Was ist also der Tod? Ist er wirklich das letzte Wort über unser Leben? Nur der Mensch stellt sich diese Frage, denn nur er weiß, dass er sterben muss. Aber dieses Bewusstsein rettet ihn nicht vor dem Tod, im Gegenteil, in gewisser Weise „beschwert“ es ihn im Vergleich zu allen anderen Lebewesen. Tiere leiden natürlich und spüren, dass der Tod naht, aber sie wissen nicht, dass der Tod Teil ihres Schicksals ist. Sie fragen sich nicht nach dem Sinn, dem Zweck und dem Ausgang des Lebens.

Angesichts dieser Tatsache sollte man meinen, dass wir paradoxe, unglückliche Wesen sind, nicht nur weil wir sterben, sondern auch weil wir die Gewissheit haben, dass dieses Ereignis eintreten wird, obwohl wir nicht wissen, wie und wann. Wir sind uns dessen bewusst und gleichzeitig machtlos. Wahrscheinlich rühren daher die häufigen Verdrängungen, die existenziellen Fluchtversuche vor der Frage des Todes.

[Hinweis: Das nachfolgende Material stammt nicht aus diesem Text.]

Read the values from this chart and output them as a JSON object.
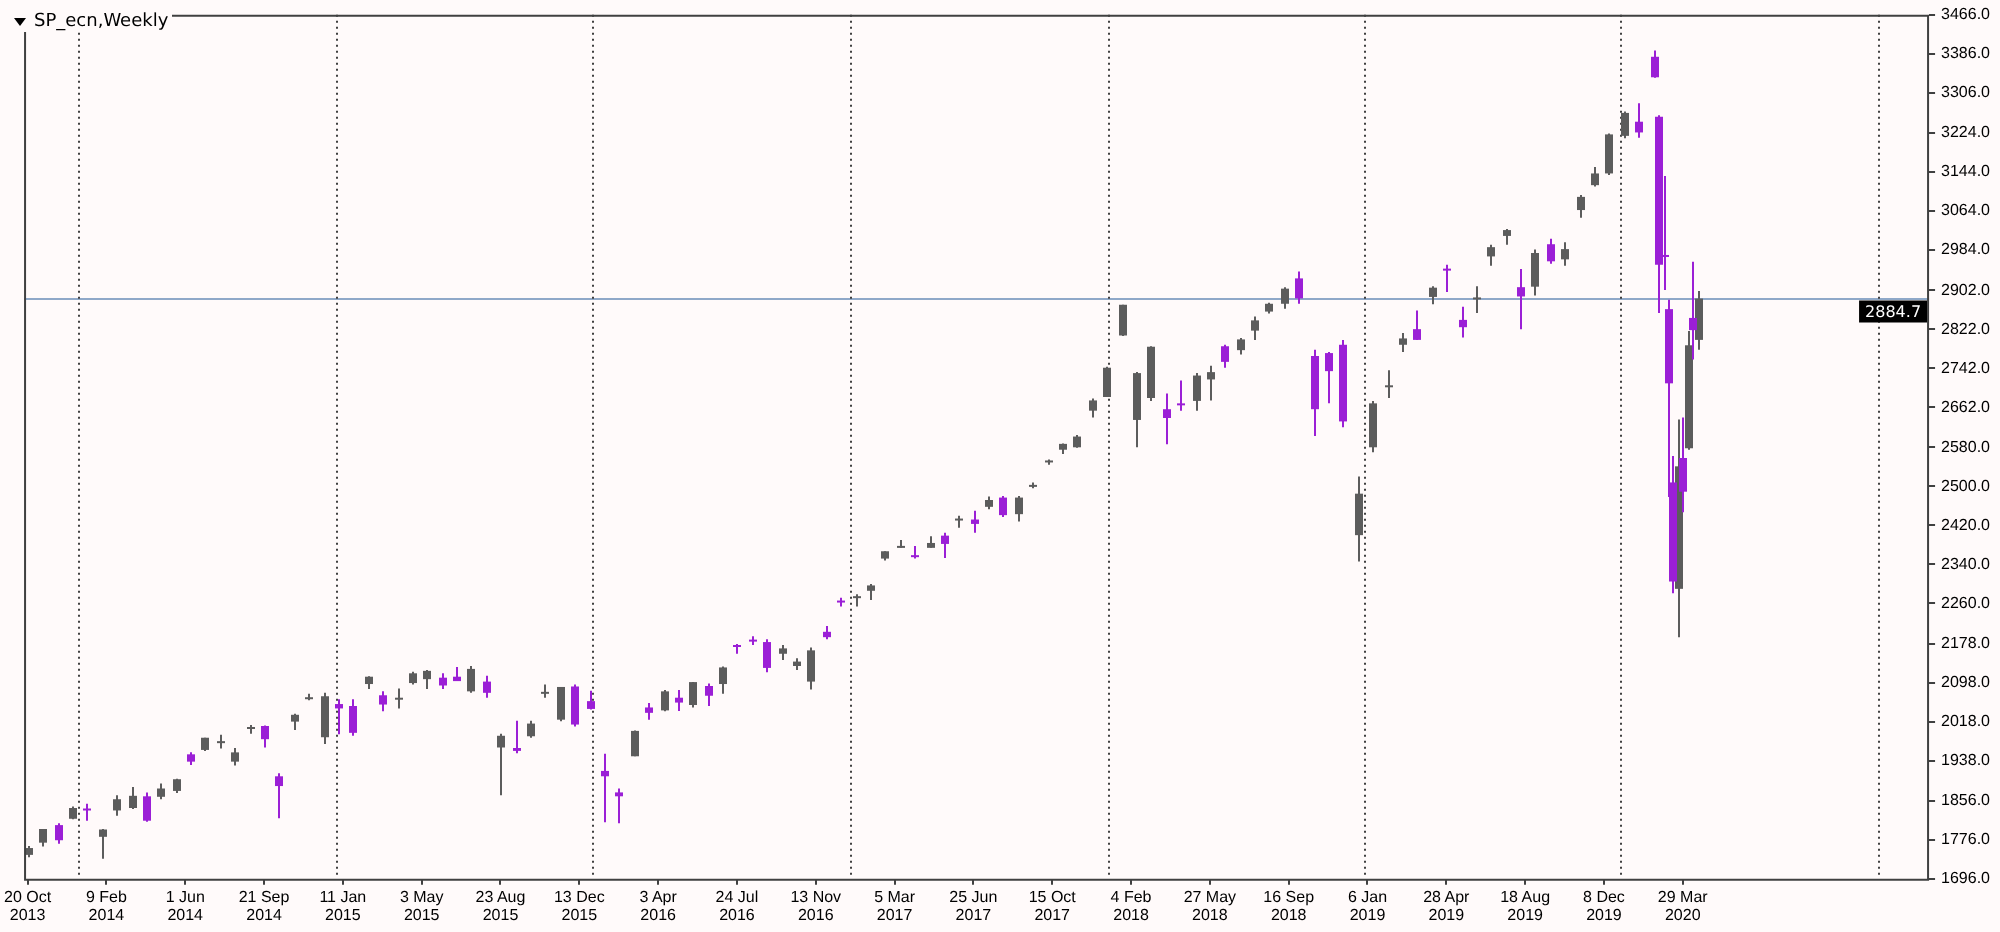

Der pädagogische Wert des Todes

Der heilige Alfons Maria de' Liguori reflektiert in seinem berühmten Werk „Apparecchio alla morte” (Vorbereitung auf den Tod) über den pädagogischen Wert des Todes und betont, dass dieser ein großer Lehrer des Lebens ist. Das Wissen um seine Existenz und vor allem das Nachdenken darüber lehren uns, zu entscheiden, was wir wirklich mit unserem Leben anfangen wollen. Beten, um zu verstehen, was für das Himmelreich von Nutzen ist, und das Überflüssige loslassen, das uns stattdessen an vergängliche Dinge bindet, ist das Geheimnis eines authentischen Lebens in dem Bewusstsein, dass unser irdisches Leben uns auf die Ewigkeit vorbereitet.

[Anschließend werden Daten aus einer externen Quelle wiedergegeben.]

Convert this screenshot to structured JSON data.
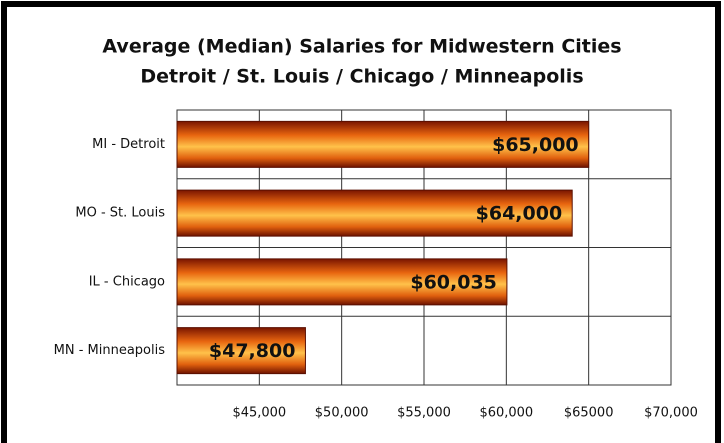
{
  "chart_data": {
    "type": "bar",
    "orientation": "horizontal",
    "title": "Average (Median) Salaries for Midwestern Cities",
    "subtitle": "Detroit / St. Louis / Chicago / Minneapolis",
    "categories": [
      "MI - Detroit",
      "MO - St. Louis",
      "IL - Chicago",
      "MN - Minneapolis"
    ],
    "values": [
      65000,
      64000,
      60035,
      47800
    ],
    "value_labels": [
      "$65,000",
      "$64,000",
      "$60,035",
      "$47,800"
    ],
    "color": "#e8650f",
    "xlim": [
      40000,
      70000
    ],
    "xticks": [
      {
        "value": 45000,
        "label": "$45,000"
      },
      {
        "value": 50000,
        "label": "$50,000"
      },
      {
        "value": 55000,
        "label": "$55,000"
      },
      {
        "value": 60000,
        "label": "$60,000"
      },
      {
        "value": 65000,
        "label": "$65000"
      },
      {
        "value": 70000,
        "label": "$70,000"
      }
    ],
    "grid": true
  }
}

Dennoch versprechen viele aktuelle anthropologische Vorstellungen immanente Unsterblichkeit und theoretisieren die Verlängerung des irdischen Lebens durch Technologie. Es ist das Szenario des Transhumanen, das sich am Horizont der Herausforderungen unserer Zeit abzeichnet. Kann der Tod wirklich durch die Wissenschaft besiegt werden? Aber könnte uns dieselbe Wissenschaft dann auch garantieren, dass ein Leben ohne Tod auch ein glückliches Leben ist?

Übergang zum ewigen Leben

Das Ereignis der Auferstehung Christi offenbart uns, dass der Tod nicht im Gegensatz zum Leben steht, sondern als Übergang zum ewigen Leben ein wesentlicher Bestandteil davon ist. Das Pascha Jesu lässt uns in dieser noch immer von Leiden und Prüfungen geprägten Zeit einen Vorgeschmack auf die Fülle dessen bekommen, was nach dem Tod geschehen wird.

Der Evangelist Lukas scheint dieses Vorzeichen des Lichts in der Dunkelheit aufzugreifen, als er am Ende des Nachmittags, an dem die Finsternis den Kalvarienberg eingehüllt hatte, schreibt: „ Das war am Rüsttag, kurz bevor der Sabbat anbrach“ (Lk 23,54). Dieses Licht, das den Ostermorgen vorwegnimmt, leuchtet bereits in der Dunkelheit des Himmels, der noch geschlossen und stumm erscheint. Die Lichter des Sabbats kündigen zum ersten und einzigen Mal den Anbruch des Tages nach dem Sabbat an: das neue Licht der Auferstehung. Nur dieses Ereignis ist in der Lage, das Geheimnis des Todes vollständig zu erhellen. In diesem Licht und nur in ihm wird wahr, was unser Herz begehrt und erhofft: dass der Tod nicht das Ende ist, sondern der Übergang zum vollen Licht, zu einer glücklichen Ewigkeit. 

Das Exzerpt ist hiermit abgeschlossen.